CPython has a thread lock (known formally as the Global Interpreter Lock) which causes only one thread to have control of the process at a time. This means that at most, only one core will ever be used by each Python process. The number of cores used is going to be the number of active processes. On a server which runs jobs on a cluster, that means just the web process(es) and the job runner process. On a server which runs jobs locally, it's the number of web process(es), the job runner, and the value of 'local_job_queue_workers' in the job runner's config file. --nate
On Mon, Jun 7, 2010 at 11:35 PM, Nate Coraor <nate@bx.psu.edu <mailto:nate@bx.psu.edu>> wrote:
James Taylor wrote:
Nate, shouldn't python tools run as different processes scale out to multiple processors without any special configuration though? E.g. running 5 gops jobs in parallel should use multiple processes. Is there something that prevents this?
Oh, yes, I suppose I failed to read this email properly. It should definitely be starting separate processes, which would remove the GIL's one core limitation. Dennis, are you seeing multiple python processes when you run these tools?
--nate
On Jun 7, 2010, at 9:29 AM, Nate Coraor wrote:
Dennis Gascoigne wrote:
I know it must be possible to make Galaxy use more of the resources available to it but I haven't been able to figure out how.
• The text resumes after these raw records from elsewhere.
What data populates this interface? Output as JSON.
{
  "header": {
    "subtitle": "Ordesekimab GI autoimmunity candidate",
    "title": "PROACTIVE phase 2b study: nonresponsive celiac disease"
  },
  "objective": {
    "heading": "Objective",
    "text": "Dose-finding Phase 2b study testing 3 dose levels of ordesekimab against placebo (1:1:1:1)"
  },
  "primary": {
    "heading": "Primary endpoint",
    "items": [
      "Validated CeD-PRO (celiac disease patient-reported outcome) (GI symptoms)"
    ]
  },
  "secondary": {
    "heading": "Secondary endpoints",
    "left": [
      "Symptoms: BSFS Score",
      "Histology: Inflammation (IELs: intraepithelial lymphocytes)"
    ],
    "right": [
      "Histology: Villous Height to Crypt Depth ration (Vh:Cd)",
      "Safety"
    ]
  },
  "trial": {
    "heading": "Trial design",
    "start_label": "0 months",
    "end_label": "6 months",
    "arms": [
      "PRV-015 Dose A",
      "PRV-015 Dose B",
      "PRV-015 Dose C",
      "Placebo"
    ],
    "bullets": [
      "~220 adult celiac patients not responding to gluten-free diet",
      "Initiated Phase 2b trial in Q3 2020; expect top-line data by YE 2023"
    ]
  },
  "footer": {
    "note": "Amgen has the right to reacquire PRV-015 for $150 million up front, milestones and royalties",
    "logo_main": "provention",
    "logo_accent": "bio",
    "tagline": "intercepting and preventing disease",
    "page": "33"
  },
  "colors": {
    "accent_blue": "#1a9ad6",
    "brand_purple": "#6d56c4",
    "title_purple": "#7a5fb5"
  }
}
If galaxy is calling python scripts, it only seems to use a single processor to do so. We have an 8 core machine and if other binaries are spawned then they get other processors no problems, but any of the python operations though seem to operate on the same processor no matter how many of these 'python based' jobs are running i.e. If i run 5 tools simultaneously, I would expect allocation to make use of all available processing resources. Is there some config to make this happen? I am sure I am missing something basic.
Hi Dennis,
This is something I've referred to on the ProductionServer wiki page, but have not yet documented. I also covered it in my Developer Conference talk (slides: http://usegalaxy.org/dev2010 ).
However, probably the best place to find it right now is the conversation on the list from last month between Davide Cittaro and I:
http://lists.bx.psu.edu/pipermail/galaxy-dev/2010-May/002634.html
I'd suggest copying universe_wsgi.ini in both instances rather than moving in one, as I originally suggested. Otherwise, egg-checking routines will fail because of the missing config file.